Hawkeye compares the scalp to "the leaf [page] of a book, and each hair a letter." One of the racist arguments against Indigenous rights in the United States and around the world was that their illiteracy meant that they lacked intelligence. In the 18th and 19th centuries, the emerging field of anthropology claimed that reading and writing (technologies that were much more common in Europe than in many other societies around the world) signified a more evolved species of human. Hawkeye's simile allows him to reframe the practice of "reading" a scalp as a form of literacy. Using logos, or a persuasive appeal to logic, he suggests that, in fact, American Indians are better readers than "Christian whites" in certain contexts.

Hawkeye's argument still depends on the Euro-centric assumption that literacy is a sign of evolved intelligence. Furthermore, Cooper does not necessarily provide an accurate view of the complex cultural customs surrounding the removal of scalps and other body parts from enemies' bodies. Still, Cooper seems to be speaking through Hawkeye to implore white readers not to dismiss American Indians' intelligence and humanity outright.

Chapter 22
Explanation and Analysis—True and Living God:

In Chapter 22, David Gamut (who is still being held hostage by the Mingos but has been allowed to roam free) tells Hawkeye that the Mingos are devil worshippers who are surely going to hell. Hawkeye uses logos to defend all American Indians from such accusations:

"[...]t would seem that they are among the profanest of the idolatrous.”

“Therein you belie the nature of an Indian. Even the Mingo adores but the true and living God. ’Tis a wicked fabrication of the whites, and I say it to the shame of my color, that would make the warrior bow down before images of his own creation. It is true, they endeavor to make truces with the wicked one—as who would not with an enemy he cannot conquer! —but they look up for favor and assistance to the Great and Good Spirit only.”

Hawkeye is speaking for Cooper, who is addressing common misconceptions among white people about American Indians and religion. Hawkeye tells David that he is wrong: in fact, "even the Mingo" (one of the enemies in this novel) worships the same God as Christians. He claims that sometimes Mingoes and other American Indians make deals with the devil, but only because the devil cannot be vanquished in their society. Even white Christians would do the same, he argues. He tells David that just because American Indian representations of God do not look like the image of a white person does not mean that American Indian people do not look up to "the Great and Good Spirit only." In fact, he states, it is "shameful" that white men have attempted to trick American Indians into believing that God looks like them.
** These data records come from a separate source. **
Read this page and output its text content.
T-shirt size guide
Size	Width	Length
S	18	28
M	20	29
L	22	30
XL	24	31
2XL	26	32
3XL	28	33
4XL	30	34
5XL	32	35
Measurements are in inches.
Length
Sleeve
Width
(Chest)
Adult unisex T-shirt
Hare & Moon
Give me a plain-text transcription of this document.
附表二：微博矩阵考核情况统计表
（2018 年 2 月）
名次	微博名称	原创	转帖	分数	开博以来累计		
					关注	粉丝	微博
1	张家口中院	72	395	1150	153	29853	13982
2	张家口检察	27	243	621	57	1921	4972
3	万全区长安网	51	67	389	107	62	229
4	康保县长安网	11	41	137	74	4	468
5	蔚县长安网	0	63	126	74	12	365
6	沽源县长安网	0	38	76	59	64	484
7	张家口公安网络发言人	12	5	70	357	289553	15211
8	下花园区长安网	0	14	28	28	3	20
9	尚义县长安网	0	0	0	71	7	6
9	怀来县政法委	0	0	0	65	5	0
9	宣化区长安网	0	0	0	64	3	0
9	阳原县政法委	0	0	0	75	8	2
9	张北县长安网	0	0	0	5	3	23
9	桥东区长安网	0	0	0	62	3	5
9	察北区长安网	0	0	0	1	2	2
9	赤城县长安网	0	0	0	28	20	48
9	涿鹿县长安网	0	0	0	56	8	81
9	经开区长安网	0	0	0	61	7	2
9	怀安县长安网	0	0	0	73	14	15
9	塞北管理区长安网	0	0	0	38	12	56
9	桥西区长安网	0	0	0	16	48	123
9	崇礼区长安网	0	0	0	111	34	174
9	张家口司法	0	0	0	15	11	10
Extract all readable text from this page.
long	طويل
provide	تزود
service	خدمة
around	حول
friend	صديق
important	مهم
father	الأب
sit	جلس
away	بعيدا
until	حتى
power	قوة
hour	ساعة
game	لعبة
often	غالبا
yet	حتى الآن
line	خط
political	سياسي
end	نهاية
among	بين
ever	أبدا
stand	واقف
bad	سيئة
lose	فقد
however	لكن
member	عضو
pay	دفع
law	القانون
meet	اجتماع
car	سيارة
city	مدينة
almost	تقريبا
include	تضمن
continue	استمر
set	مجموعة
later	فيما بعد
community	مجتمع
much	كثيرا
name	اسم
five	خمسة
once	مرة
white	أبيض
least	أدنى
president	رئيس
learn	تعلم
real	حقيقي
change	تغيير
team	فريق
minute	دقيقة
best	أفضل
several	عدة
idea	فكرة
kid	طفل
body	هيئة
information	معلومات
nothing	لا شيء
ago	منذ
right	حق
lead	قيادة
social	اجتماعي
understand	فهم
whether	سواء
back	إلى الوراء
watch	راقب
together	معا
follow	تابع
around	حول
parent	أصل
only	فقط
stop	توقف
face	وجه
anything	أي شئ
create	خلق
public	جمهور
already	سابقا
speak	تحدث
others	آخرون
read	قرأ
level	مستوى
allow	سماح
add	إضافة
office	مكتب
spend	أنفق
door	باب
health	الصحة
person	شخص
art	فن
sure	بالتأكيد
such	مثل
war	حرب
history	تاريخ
Hawkeye's picture of American Indian religion is simplistic and in some senses downright inaccurate. Nonetheless, Cooper gives him a soapbox in order to push back on a dominant Christian narrative about the "wickedness" of American Indians simply because their religious practices look different from white Christian religious practices. Hawkeye's choice to defend the Mingoes, who are holding Cora and Alice captive, demonstrates just how important it is to Cooper to refute this narrative. It also demonstrates Hawkeye's moral character: he is a principled person who refuses to let people sully even his enemies on false grounds.